Derivation of the frequency responses is performed sequentially using a rectangular time window whose length is inversely proportional to the centre frequency of each FFT bin in turn. So, for example, at 41.015625Hz the window length is 23,406 samples (equivalent to 244ms at the measurement sampling frequency of 96kHz) to provide a frequency resolution one-twentieth that of the bin centre frequency. As frequency increases, the measurement window progressively shortens until at frequencies above 2kHz it is fixed at 10ms (960 samples). The outcome is that the frequency response above 2kHz is truly anechoic (because the measurement is free of room reflections within the time window), while at lower frequencies the disruption caused by reflections is minimised consistent with maintaining response accuracy. At these frequencies the effect of the adaptive window is similar to, but not the same as, 1/14th-octave frequency-domain smoothing
This adaptive windowing process significantly lengthens the measurement processing time. But the improvement in the results adds confidence that artefacts resulting from room reflections are negligible, and that the fine structure of the frequency responses is due to the headphone and not the room. As an example, shown below are uncorrected responses for the Warwick Acoustics Aperio calculated using the full impulse response (first graph) and with adaptive windowing (second graph). Using browser zoom will help you see the differences more clearly.
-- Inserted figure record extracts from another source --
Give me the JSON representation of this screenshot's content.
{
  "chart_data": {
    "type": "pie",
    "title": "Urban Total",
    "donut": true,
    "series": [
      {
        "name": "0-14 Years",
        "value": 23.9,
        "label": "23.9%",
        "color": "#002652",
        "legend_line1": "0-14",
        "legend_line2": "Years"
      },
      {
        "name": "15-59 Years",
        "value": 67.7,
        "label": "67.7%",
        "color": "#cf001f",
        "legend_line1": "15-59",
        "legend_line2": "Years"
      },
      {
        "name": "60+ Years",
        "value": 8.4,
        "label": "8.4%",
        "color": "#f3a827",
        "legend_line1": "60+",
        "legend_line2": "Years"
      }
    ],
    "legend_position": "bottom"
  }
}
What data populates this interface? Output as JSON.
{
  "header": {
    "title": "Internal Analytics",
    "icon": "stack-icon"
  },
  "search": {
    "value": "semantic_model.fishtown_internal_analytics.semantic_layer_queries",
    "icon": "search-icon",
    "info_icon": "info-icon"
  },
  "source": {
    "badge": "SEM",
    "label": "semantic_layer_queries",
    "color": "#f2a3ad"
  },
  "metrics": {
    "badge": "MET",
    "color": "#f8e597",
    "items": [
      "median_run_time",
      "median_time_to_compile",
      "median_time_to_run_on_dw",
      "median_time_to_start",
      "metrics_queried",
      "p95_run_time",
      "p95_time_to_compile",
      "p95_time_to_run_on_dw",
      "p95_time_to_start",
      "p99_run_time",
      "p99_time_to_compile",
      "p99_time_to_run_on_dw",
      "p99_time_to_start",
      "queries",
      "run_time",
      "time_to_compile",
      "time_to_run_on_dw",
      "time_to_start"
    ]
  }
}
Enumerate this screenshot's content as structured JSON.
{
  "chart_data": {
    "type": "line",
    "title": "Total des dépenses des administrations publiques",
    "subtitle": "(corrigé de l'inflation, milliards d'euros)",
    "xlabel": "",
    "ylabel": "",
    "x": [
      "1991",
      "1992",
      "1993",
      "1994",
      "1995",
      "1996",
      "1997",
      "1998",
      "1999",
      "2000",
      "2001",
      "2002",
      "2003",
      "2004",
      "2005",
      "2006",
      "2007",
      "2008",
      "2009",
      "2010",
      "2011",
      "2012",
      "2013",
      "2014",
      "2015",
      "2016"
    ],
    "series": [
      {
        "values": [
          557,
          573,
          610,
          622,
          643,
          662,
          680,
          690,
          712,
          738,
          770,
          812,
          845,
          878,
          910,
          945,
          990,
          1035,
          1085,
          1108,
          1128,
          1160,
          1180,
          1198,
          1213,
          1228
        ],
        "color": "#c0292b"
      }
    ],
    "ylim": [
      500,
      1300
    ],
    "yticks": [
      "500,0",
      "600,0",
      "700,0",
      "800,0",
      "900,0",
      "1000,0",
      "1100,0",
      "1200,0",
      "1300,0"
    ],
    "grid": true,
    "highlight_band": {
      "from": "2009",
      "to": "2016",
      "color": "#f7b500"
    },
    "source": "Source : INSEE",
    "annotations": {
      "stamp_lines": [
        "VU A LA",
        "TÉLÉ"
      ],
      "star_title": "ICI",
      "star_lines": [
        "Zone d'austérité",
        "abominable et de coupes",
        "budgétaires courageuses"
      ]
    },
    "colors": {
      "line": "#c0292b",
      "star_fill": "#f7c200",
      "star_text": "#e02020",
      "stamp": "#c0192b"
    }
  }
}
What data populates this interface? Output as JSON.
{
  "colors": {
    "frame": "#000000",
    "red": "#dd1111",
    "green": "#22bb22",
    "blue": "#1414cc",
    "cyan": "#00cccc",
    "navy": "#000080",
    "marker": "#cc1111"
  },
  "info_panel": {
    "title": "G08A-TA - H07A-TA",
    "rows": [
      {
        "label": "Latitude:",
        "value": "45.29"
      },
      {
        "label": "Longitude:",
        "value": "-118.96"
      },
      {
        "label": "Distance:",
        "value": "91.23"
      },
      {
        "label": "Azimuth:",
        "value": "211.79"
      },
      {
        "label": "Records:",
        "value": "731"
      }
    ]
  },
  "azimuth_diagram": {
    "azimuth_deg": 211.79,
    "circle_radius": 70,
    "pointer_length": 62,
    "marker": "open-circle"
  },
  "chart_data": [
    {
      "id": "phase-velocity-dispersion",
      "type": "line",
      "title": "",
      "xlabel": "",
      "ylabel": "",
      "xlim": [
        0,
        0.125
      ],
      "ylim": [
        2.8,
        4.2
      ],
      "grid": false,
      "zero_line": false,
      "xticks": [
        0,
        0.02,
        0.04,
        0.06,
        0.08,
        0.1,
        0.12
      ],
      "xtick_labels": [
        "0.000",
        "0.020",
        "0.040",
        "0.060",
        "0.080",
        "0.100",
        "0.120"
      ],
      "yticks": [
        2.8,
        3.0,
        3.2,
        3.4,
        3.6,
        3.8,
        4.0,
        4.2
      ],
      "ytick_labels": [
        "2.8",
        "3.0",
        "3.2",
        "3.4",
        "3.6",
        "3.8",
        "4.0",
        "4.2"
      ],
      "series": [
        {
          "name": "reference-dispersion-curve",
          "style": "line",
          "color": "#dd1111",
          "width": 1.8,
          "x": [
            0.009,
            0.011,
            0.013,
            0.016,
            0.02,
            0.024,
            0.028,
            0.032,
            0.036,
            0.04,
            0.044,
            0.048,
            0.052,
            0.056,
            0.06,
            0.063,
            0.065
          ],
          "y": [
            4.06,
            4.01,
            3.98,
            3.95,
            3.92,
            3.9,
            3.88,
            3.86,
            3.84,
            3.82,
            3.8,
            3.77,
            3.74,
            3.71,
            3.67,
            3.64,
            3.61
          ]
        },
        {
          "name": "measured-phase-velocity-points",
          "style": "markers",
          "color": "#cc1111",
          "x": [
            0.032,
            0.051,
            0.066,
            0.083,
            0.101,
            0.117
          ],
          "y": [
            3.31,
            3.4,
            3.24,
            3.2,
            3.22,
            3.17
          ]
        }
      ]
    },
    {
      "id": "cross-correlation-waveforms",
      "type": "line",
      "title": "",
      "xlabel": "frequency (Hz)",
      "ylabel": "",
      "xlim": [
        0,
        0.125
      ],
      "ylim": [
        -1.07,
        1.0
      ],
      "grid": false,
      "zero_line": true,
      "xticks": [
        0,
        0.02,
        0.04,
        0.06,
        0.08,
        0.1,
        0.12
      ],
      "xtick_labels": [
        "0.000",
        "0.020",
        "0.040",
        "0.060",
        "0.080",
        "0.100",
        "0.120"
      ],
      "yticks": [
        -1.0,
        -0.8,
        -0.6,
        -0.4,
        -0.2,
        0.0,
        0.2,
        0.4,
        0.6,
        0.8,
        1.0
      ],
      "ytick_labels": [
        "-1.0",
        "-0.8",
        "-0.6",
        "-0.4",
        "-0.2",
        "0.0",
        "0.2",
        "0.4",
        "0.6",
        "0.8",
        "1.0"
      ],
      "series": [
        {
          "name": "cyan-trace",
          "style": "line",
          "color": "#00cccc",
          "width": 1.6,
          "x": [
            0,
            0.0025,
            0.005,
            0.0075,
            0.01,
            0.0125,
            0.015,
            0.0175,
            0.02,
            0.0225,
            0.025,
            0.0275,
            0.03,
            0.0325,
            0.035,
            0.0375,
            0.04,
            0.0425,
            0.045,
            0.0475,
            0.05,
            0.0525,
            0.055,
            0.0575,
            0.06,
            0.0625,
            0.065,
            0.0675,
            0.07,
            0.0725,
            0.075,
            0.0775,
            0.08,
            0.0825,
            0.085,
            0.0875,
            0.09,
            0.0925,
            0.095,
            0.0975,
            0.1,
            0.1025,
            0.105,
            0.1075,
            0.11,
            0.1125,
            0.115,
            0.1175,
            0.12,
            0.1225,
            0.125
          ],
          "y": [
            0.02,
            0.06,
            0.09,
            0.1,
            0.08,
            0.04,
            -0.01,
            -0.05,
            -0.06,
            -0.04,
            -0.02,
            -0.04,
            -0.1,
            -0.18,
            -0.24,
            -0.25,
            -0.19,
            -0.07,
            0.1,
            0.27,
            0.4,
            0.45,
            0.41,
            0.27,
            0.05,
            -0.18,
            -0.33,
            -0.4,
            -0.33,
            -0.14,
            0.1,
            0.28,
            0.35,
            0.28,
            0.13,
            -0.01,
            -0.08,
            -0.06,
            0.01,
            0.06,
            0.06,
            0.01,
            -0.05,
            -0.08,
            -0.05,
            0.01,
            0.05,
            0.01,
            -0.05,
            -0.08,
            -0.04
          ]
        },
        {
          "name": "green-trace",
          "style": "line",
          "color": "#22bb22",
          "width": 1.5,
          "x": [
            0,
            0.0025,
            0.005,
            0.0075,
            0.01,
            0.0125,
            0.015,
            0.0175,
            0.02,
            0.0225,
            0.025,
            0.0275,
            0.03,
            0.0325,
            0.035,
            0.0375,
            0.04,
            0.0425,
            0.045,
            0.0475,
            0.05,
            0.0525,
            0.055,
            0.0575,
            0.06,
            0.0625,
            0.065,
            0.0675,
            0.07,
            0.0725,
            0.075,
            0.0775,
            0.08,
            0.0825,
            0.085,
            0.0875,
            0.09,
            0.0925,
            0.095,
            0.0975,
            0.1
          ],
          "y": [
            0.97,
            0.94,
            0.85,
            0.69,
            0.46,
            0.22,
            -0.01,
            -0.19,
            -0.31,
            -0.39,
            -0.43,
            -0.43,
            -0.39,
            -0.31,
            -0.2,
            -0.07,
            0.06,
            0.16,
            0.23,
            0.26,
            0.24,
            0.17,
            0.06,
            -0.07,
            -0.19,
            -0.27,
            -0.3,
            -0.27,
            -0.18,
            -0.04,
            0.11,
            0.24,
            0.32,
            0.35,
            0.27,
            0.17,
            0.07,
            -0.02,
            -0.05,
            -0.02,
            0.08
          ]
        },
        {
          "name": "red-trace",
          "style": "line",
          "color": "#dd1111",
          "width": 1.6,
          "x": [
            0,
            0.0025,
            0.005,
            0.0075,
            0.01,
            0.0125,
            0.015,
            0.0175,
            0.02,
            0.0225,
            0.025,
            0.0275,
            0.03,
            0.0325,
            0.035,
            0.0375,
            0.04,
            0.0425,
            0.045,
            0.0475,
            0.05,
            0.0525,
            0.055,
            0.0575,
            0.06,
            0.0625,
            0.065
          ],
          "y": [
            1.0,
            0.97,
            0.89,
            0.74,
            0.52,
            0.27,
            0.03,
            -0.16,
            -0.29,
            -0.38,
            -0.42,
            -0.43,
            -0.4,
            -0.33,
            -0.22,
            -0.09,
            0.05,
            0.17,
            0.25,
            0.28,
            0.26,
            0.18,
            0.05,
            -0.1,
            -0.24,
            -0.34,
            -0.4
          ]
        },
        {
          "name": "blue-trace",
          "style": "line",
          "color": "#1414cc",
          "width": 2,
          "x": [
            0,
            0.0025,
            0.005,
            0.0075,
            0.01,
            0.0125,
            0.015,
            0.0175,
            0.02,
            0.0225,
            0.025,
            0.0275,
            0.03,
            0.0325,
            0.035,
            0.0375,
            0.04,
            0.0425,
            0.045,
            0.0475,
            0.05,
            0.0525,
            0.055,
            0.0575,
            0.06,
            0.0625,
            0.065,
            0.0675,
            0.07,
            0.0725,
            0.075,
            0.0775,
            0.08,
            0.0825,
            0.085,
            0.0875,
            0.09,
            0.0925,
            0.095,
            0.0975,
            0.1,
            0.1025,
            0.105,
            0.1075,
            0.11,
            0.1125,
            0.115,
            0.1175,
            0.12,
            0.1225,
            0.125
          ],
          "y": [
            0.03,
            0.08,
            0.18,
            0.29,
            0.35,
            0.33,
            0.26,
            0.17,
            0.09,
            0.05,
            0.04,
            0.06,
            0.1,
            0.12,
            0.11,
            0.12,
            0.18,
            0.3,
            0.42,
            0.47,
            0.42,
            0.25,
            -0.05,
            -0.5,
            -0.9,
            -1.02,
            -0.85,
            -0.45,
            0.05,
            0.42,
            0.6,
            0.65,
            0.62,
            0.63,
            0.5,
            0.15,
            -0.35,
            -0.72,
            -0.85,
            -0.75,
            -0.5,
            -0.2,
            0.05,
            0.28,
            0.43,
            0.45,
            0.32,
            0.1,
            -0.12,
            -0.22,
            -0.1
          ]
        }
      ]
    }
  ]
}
Adaptive windowing is only applied to calculation of the uncorrected frequency responses, not the responses that appear in the leakage or acoustical crosstalk graphs (if present). So these give an indication of the improvement that adaptive windowing achieves with each headphone.
For the CSD waterfalls a different approach is taken. The analysis window is fixed at 960 samples (10ms at 96kHz sampling rate) to eliminate all room reflections from the measurement, and 1/12th-octave frequency domain smoothing is applied. The combined effect is a limitation of frequency resolution which 'fattens' any ridges caused by low-frequency resonances but has minimal effect on those above 1kHz, while removing spurious features resulting from room reflections. The examples below, for the Abyss AB-1266 Phi TC, show the CSD waterfall if 960 samples of the impulse response are used to eliminate reflection effects (first graph) or 2000, 4000 or 8000 samples in which progressively more room reflectons are included (remaining graphs). Pay particular attention to the gap between 1.5kHz and 3kHz in the first graph, which becomes filled with room reflection artefacts in the other waterfalls, which worsen as the analysis window is lengthened. The downside of the 960-sample result is that details of resonances below 1kHz are lost because of the resticted frequency resolution, in particular here the high Q (sharpness) of the resonance at 350Hz.